We are made to participate in service to one another.
We are made to function as a support system to an individual or group who vocalize distress.
We are made for so many beautiful, powerful, and creative acts. Yet our reality demonstrates there is much ugliness, alienation, and destruction. If we would be honest, much of the distress we observe in our world occurs by the imagination of our minds and the activity of our hands. Our original purpose to participate in the service of others descends into thoughts, behaviors, and actions which harm others. It is no wonder we are so quick to stereotype and alienate those who are dissimilar. We unfortunately spend much time questioning God and his ability to prevent harm, not realizing the greatest perpetuator of evil looks back at each of us in the mirror every morning as we brush our teeth.
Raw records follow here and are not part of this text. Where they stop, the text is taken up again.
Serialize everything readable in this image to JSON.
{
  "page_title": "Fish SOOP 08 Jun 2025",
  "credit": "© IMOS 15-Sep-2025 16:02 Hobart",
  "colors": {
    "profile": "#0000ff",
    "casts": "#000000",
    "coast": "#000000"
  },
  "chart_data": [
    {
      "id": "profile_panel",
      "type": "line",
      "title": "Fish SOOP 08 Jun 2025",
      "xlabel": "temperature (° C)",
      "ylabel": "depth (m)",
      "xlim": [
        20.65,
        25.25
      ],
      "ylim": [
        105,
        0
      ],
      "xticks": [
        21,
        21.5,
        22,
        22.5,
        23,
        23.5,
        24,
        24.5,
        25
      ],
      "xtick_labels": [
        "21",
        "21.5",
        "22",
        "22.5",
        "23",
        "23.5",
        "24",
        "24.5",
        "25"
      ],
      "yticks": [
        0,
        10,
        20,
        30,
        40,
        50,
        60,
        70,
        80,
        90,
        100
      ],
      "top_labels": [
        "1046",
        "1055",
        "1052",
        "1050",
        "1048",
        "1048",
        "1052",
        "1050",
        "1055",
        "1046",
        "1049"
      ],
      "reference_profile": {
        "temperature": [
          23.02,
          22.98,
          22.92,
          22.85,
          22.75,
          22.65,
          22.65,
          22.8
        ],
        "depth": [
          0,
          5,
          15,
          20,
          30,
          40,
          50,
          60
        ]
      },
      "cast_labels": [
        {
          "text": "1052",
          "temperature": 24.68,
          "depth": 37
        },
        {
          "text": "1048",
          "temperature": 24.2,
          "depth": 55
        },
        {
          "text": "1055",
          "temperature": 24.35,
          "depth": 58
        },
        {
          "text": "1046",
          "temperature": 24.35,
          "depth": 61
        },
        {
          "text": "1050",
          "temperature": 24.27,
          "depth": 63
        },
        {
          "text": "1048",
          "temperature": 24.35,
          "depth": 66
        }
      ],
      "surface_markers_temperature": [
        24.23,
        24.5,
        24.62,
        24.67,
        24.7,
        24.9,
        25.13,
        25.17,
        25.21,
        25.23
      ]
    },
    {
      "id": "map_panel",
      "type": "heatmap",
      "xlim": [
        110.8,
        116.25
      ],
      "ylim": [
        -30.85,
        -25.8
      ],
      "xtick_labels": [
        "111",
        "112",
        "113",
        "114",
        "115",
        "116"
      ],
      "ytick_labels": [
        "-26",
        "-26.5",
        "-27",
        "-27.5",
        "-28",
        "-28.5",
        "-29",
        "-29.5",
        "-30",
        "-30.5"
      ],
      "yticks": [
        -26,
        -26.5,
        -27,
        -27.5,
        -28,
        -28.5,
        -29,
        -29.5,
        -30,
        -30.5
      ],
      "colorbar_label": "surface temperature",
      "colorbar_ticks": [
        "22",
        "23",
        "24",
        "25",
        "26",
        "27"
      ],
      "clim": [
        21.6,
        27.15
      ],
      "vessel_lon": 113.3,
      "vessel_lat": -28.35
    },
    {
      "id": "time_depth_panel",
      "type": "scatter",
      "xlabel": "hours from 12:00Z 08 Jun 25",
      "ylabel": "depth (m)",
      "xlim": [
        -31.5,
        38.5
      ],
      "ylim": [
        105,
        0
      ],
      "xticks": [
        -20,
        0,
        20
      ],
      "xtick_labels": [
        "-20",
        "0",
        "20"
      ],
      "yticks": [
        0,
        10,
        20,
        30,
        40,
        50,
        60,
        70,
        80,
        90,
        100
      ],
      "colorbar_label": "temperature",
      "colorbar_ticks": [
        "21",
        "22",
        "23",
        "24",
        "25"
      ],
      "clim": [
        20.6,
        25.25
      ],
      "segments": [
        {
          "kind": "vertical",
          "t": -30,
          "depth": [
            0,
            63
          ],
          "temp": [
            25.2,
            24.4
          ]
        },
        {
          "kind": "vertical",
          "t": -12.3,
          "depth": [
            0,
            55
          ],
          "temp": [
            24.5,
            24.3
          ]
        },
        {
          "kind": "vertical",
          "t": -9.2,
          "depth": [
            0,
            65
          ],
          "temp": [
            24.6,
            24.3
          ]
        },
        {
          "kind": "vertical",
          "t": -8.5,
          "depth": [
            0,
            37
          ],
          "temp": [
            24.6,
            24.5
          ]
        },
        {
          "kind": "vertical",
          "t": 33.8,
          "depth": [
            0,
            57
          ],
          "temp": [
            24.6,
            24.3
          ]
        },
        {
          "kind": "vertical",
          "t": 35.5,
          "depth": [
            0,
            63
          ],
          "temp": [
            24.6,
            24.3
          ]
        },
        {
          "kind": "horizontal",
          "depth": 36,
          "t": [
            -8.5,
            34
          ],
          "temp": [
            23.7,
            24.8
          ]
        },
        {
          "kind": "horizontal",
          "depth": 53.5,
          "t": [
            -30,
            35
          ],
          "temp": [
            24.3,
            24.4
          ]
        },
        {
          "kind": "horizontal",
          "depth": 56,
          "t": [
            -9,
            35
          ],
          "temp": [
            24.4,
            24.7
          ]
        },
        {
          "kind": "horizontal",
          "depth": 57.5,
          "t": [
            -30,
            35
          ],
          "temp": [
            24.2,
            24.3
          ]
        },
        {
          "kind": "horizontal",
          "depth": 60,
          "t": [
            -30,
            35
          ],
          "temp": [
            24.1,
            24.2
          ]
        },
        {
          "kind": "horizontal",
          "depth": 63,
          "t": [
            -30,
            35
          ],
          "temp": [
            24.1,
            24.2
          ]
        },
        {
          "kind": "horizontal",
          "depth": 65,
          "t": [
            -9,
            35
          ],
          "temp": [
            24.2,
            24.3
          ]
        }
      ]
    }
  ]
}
This year has been instructive. In my opinion, we are at a place right now in America were many citizens feel as if they are in a sort of exile and yet through the terrible experience of suffering, we have found community. Consider we have been at each others throats about President Trump and Hillary Clinton. We have clashed over Confederate Flags, Confederate statues, and anti-fascism. Christians verbally bludgeon each other regarding statements about sexuality. We cast aspersions on those who want the law upheld in regards to immigration and aspersions on those who are seeking mercy in the law to begin a new life in this country. Yet in the midst of all of this, suffering comes in the name of Harvey.
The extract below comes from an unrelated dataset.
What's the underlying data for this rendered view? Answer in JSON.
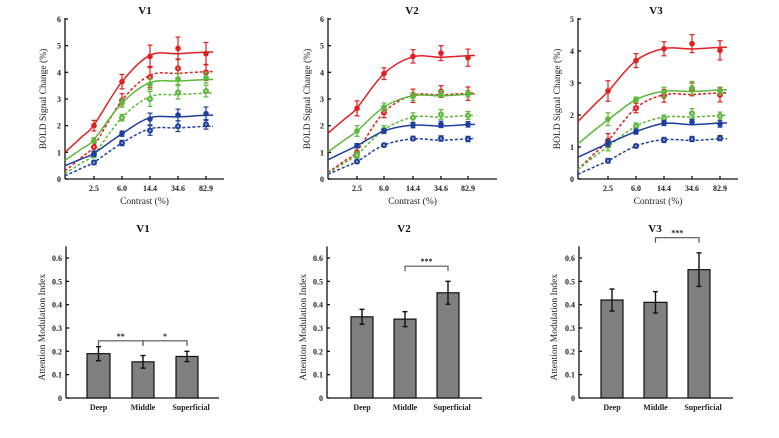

Harvey takes us all by our tribal, political, religious, and nationalist necks and says,
“This is what it means to be human!”
My worldview communicates a personal God who enters into the suffering of humanity and he stands with humanity in the pain and agony. God runs and essentially demonstrates what it means to be in solidarity with another living being. We vocalize our inability to remedy our suffering and God demonstrates his power by becoming like humanity to triumph over mankind's greatest need so humans would flourish as intended. Regardless of our ethnic, political, religious, or economic backgrounds, Harvey has given us another opportunity to put down our verbal swords to rejoice with one another and suffer with one another. It has been amazing to see the number of persons who have run into suffering. They have jumped off the proverbial horses of comfort and security for the sake of others, in fact strangers.
What kind of people will we now be in the shadow of Harvey? We can not be people who are unchanged. Khalil Gibran reflecting on suffering stated, "out of suffering have emerged the strongest souls, the most massive characters are seared with scars." The Apostle Peter said something similar centuries earlier as suffering was serving as a refining fire to bring about the purity of faith in those who belief (1 Peter 1:6-7). So will we be persons who forget these living examples of compassion and cries of suffering, returning to our tribal corners to continue conflict and exile? Or, will we be people who rediscover the beautiful experience of brotherhood as we stand peaceably with each other and recognize how much better we can become through love, grace, and yes, suffering?
Suffering can communicate exile has come to an end. Compassion is a transformative act in which persons who may have never interacted previously, experience powerful moments of listening, understanding, and cooperation. I encourage you to act compassionately this week. Take a long moment to listen to God speaking through the experiences of Harvey and other types of suffering. Hopefully in the end we will hear what God made us to be; people with the capacity to love.